Assessment on Level of Food Sanitation in Food Court at Bestlink College of the Philippines, S.Y. 2019–2020
Keywords:assessment, level of food sanitation
The main problem is the preparation of food served to students in Bestlink College of the Philippines. Their material is not clean. We chose this topic to give recommendations to the employees and give the main solution to solve the problem. Sanitation systems aim to protect human health by providing a clean environment that will stop the transmission of disease, especially through the fecal-oral route. For example, diarrhea, which is the main cause of malnutrition and stunted growth in children, can be avoided through proper sanitation. Quantitative research was used as the research design for the study. This study utilized purposive sampling to gather respondents who assess the level of food sanitation in terms of preparation, utensils, service crew, and dining area. This study used a survey questionnaire as the instrument conducted by the researcher to gather data from two groups of respondents. The results showed that the overall average composite weighted means of male and female respondents were 3.91 and 4.02, respectively, with the verbal interpretation of strongly agree. With the average weighted means of 3.91 for male respondents and 4.02 for female respondents, both groups of respondents strongly agreed in terms of the preparation, utensils, service crew, and dining area on the level of food sanitation in the food court. This study found out that the employees did not encounter any problem in terms of the level of food sanitation in the food court because it was encountered by students when they eat in the food court.

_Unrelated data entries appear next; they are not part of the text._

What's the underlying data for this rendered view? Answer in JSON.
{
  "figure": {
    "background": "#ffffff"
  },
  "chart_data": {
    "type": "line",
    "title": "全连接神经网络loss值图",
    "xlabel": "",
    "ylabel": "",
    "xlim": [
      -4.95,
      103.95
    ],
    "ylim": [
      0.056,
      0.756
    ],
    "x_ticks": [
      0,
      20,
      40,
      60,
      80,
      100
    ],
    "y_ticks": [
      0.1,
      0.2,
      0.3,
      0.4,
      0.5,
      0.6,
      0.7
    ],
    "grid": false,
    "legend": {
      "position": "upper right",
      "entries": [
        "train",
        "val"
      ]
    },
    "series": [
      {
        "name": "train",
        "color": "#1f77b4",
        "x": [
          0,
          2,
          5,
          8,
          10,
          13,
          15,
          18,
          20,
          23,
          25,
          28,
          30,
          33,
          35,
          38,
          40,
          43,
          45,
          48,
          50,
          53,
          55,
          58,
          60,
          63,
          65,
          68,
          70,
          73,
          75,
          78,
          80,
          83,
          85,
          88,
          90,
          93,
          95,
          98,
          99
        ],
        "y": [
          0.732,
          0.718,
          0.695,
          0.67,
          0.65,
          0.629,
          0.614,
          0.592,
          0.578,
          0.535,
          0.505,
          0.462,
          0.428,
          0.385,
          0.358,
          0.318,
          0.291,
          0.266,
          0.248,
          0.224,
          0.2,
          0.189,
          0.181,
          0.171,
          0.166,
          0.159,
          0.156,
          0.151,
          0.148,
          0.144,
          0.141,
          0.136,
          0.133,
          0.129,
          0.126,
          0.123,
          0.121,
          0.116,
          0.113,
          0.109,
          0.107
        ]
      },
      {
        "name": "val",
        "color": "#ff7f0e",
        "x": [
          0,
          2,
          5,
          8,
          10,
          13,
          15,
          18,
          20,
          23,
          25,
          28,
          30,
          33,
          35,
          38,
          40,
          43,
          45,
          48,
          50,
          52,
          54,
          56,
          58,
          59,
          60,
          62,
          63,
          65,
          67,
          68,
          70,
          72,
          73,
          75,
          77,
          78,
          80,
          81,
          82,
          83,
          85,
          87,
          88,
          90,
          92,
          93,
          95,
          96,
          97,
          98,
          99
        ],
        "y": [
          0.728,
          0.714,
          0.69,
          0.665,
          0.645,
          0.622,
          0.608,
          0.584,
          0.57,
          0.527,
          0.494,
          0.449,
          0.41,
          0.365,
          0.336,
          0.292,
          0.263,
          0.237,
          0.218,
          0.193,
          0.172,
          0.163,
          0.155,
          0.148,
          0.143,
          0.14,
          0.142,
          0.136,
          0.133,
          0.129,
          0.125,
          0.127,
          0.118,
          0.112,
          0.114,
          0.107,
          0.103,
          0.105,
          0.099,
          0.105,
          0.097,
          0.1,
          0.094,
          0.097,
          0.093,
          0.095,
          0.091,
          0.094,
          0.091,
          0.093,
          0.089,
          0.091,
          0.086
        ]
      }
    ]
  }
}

In terms of utensils, this study found out that the utensils should be shared by every student. This study was competent in the assessment and utilized a variety of instructional practices and strategies, which are opportunities for students. Based on the findings of the study, there is an extremely high extent of implementation on the assessment on the level of food sanitation in the food court in terms of preparation, utensils, service crew, and dining area. This study proposed that the implementation of the aforementioned variables should be continuously maintained.